Narin Güran cinayetinin sırrı çözülmeye çalışılıyor. Değişen ifadeler ve yapılan soruşturmalarda hep yeni detaylar ortaya çıkıyor. Narin’in cinayetinde yaşanan karmaşa, her soruşturmanın kendine has örgüsünü bir kez daha gözler önüne serdi. Her cinayetin ve her olayın örgüsü farklıdır ve polisiye taktikler de bunun için vardır. Her olaya aynı klasik taktiklerle yaklaşılmaz. İstanbul polisinin “Her suç ayrı bir soruşturma taktiği ile soruşturulur” yaklaşımı, inanılmaz olayların çözümünü sağlamıştır. İşte bunlardan biri de 2008 yılında yaşandı.
KAYIP ÇOCUK İHBARI
Tarih yaprakları 22 Kasım’ı gösteriyordu. Polis karakoluna giden bir aile, ilköğretim 5. Sınıf öğrencisi 11 yaşlarındaki erkek çocuklarının kaybolduğunu ve kendisinden haber alamadıklarını söyledi. Yapılan başvurunun ardından karakol polisi, gerekli birimlere başvuruyu gönderdi. Evin önünde kaybolduğu iddia edilen çocuğunun nereye gittiğine bakıldı ancak bir şey bulunamadı.
AİLE TELEVİZYONLARDAN YARDIM İSTEDİ
Kayıp çocuğun ailesi, bir umutla bir televizyon kanalına hemen her gün katılarak yetkililerden ve vatandaşlardan yardım istedi. Çıktıkları programda, çocuklarının hayatından endişe ettiklerini gözyaşlarıyla anlattı. Küçük çocuğun kaybolmasının ardından mahallede ev ev dolaştıklarını, ancak hiç kimsenin küçük çocuklarını görmediğini anlatan anne, baba ve ablanın acısı Türkiye gündemine oturdu.
GASP BÜROYA VERİLDİ
O dönem Asayiş Şube Müdürlüğü’ne bağlı Gasp Büro Amirliği, İstanbul’da inanılmaz işler yapıyordu. Birçok önemli gasp çetesi çökertilmişti. Gaspçılara aman verilmiyordu. Suçlulara göz açtırmayan Gasp Büro, İstanbul’un gözde bürosuydu. Gasp büronun eski polis diliyle İkinci Şube’nin ikinci ağır kısmıydı. Gündem olan küçük çocuğun kayıp dosyası, emniyet müdürünün talimatıyla Gasp Büro Amirliği’ne verildi.
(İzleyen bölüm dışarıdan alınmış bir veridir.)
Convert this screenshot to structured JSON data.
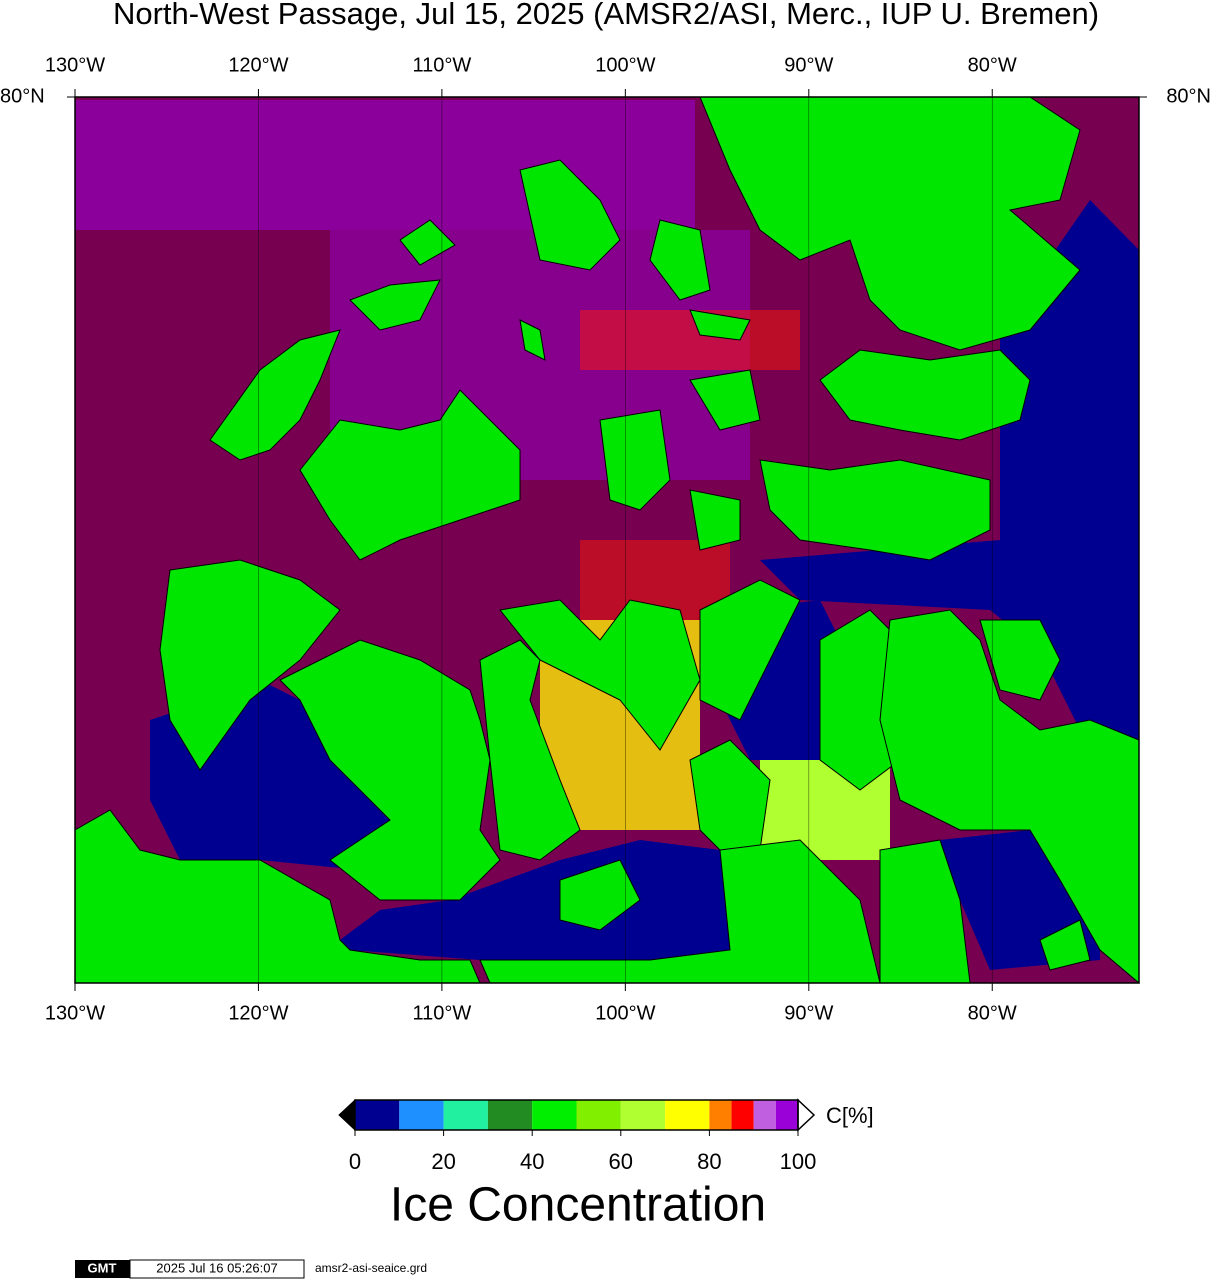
{
  "map": {
    "title": "North-West Passage, Jul 15, 2025 (AMSR2/ASI, Merc., IUP U. Bremen)",
    "projection": "mercator",
    "lonlim": [
      -130,
      -72
    ],
    "latlim": [
      67,
      80
    ],
    "lonticks": [
      {
        "value": -130,
        "label": "130°W"
      },
      {
        "value": -120,
        "label": "120°W"
      },
      {
        "value": -110,
        "label": "110°W"
      },
      {
        "value": -100,
        "label": "100°W"
      },
      {
        "value": -90,
        "label": "90°W"
      },
      {
        "value": -80,
        "label": "80°W"
      }
    ],
    "latticks": [
      {
        "value": 80,
        "label": "80°N"
      }
    ],
    "colorbar": {
      "label": "C[%]",
      "title": "Ice Concentration",
      "range": [
        0,
        100
      ],
      "ticks": [
        0,
        20,
        40,
        60,
        80,
        100
      ],
      "levels": [
        0,
        10,
        20,
        30,
        40,
        50,
        60,
        70,
        80,
        85,
        90,
        95,
        100
      ],
      "colors": [
        "#000090",
        "#1e90ff",
        "#20f0a0",
        "#228b22",
        "#00ee00",
        "#80f000",
        "#b0ff30",
        "#ffff00",
        "#ff8000",
        "#ff0000",
        "#c060e0",
        "#9a00d8"
      ]
    },
    "footer": {
      "logo": "GMT",
      "timestamp": "2025 Jul 16 05:26:07",
      "file": "amsr2-asi-seaice.grd"
    }
  }
}
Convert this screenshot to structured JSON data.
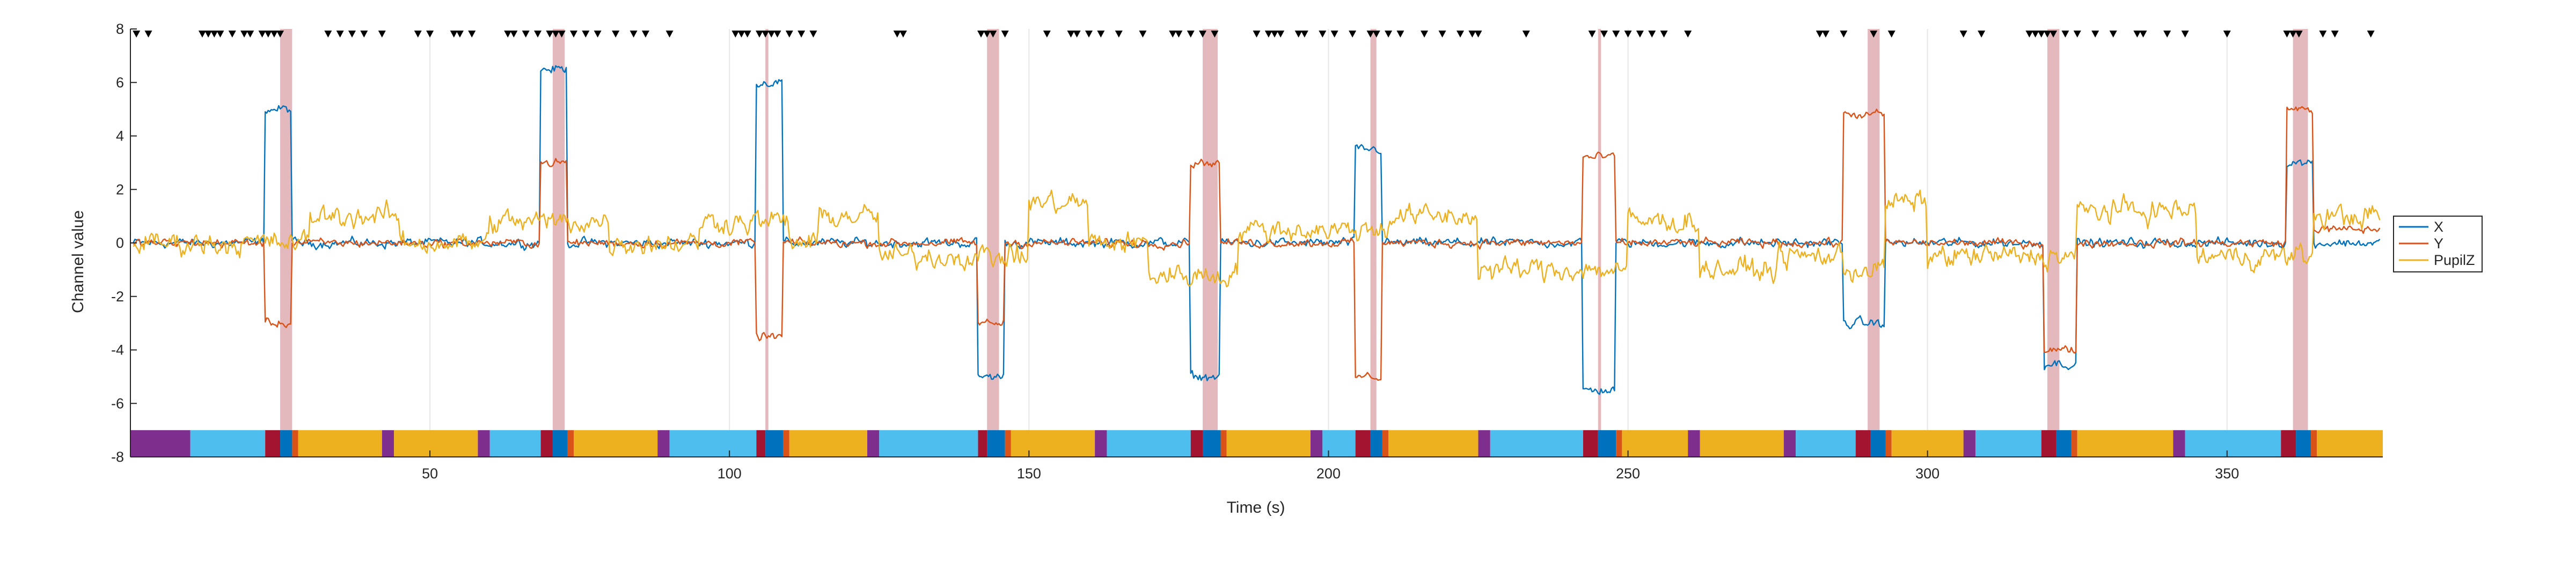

Ne olduğu belli olmayan bu çocuğun dosyasına artık Gasp Büro Amirliği ekipleri bakacaktı.
“BÖLGE AMİRİMİZ İZİNDEN ÇAĞRILDI”
Filmleri aratmayan bir çalışmaya dönüşecek olan kayıp çocuk soruşturmasında Gasp Büro’nun deneyimli polis memurlarından biri olan Birol Turan yer aldı. Emekli polis memuru Birol Turan, çalışmaya başladıklarını belirterek “Bu çok önem arz eden bir olay olmuştu. Bölge amirimiz Oktay Kapsız izindeydi. Bu yüzden izinden çağırıp kendisinin ekibin başına gelmesini istediler. O da izinden dönüp ekibimizin başına geldi. Ve biz mahallenin profilini ortaya çıkardık. Tabii evin çevresindeki tüm inşaatlar, kanalizasyon çukurları ve boş binalarda arama yaptık. Ancak çocuktan haber yoktu” dedi.
AİLE MERCEK ALTINA ALINDI
Kurulan özel ekip çalışmaya başladı. Türkiye kayıp erkek çocuğa kilitlendi. Çocuğu sokakta gören kimse yoktu en son gören kişi 17 yaşındaki ablasıydı. Ablası, küçük çocuğu en son evin önünde top oynadığını gördüğünü ve ondan sonrasını göremediğini söylemişti. Ayrıca mahalledeki şüpheliler de incelendi ancak bir bulgu ortada yoktu.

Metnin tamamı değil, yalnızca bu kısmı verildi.